No obstante, cualquier estudioso de la historia de los levantamientos populares (en especial, de los que son tan multitudinarios como parecen ser los actuales) sabe lo difícil que puede ser desenredar lo cotidiano y lo abstracto. Lo que estamos viendo ahora no es una sociedad inmersa en discusiones y debates; es una formidable insurrección, intensamente emocional, cuya trayectoria resulta imposible de predecir.

Algún día la gente preguntará: ¿no se pudo prever todo esto? ¿Qué se pudo haber hecho para atenuar la situación? Es verdad que durante años los supuestos aliados de los dictadores árabes han estado instándolos a abordar reformas; algunos, como el rey Abdalah de Jordania, hicieron lo que pareció un sincero esfuerzo por seguir los consejos, aunque acabaron abandonándolo. Como han hecho los gobernantes desde el principio de los tiempos, su objetivo es ante todo permanecer en el poder; responden, en primer lugar, a los grupos y electores que les son más leales y más esenciales para mantener su posición, y tienen un interés cada vez mayor en la perpetuación del statu quo. Ese statu quo se vuelve, a su vez, cada vez más frágil. Y el ciclo continúa. Hasta que todo estalla.

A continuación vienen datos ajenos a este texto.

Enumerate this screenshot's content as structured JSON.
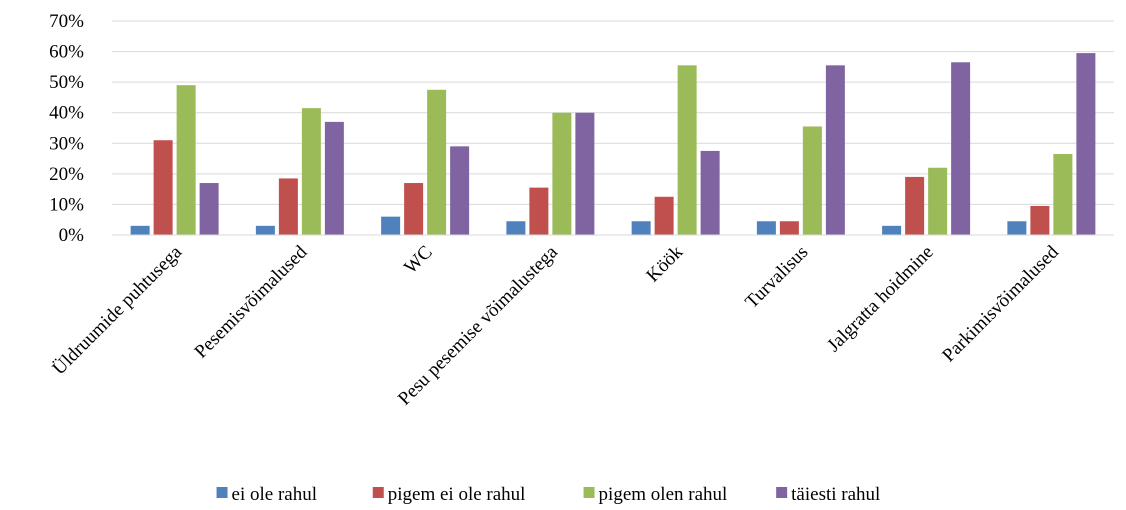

El hoy desacreditado enfoque estadounidense a ese dilema fue el radical: hacer borrón y cuenta nueva. Invadir un país, derrocar al dictador y empezar de nuevo. Si hubo quienes pensaron que en Iraq eso podía funcionar y lograr de la noche a la mañana la transformación del país en un modelo árabe de buen gobierno, ahora están muy silenciosos. A la mayoría de los más fervientes partidarios de la invasión de Iraq en nombre de la democracia no les gusta lo que están viendo en Egipto y otros lugares cercanos.

Y esta es otra triste paradoja de Oriente Medio, una paradoja que se remonta a 1919, cuando los estadistas reunidos en Versalles desestimaron las peticiones de los dirigentes árabes alegando que no estaban preparados para la autodeterminación. Por desgracia, los descendientes de algunos de esos dirigentes aún siguen en el poder.

Sólo nos cabe esperar, de alguna manera, una única alternativa: que una transformación gradual encuentre un modo de materializarse, no sólo en el Oriente Medio árabe, sino dondequiera que una obstinada dictadura se niegue, bajo la amenaza de una violencia masiva, a ceder el poder. Aunque también esto está empezando a parecer, cada vez más, una esperanza vana. De todos modos, estamos sólo en el principio.

Por Kenneth Weisbrode, historiador del Instituto Universitario Europeo de Florencia. Traducción: Juan Gabriel López-Guix.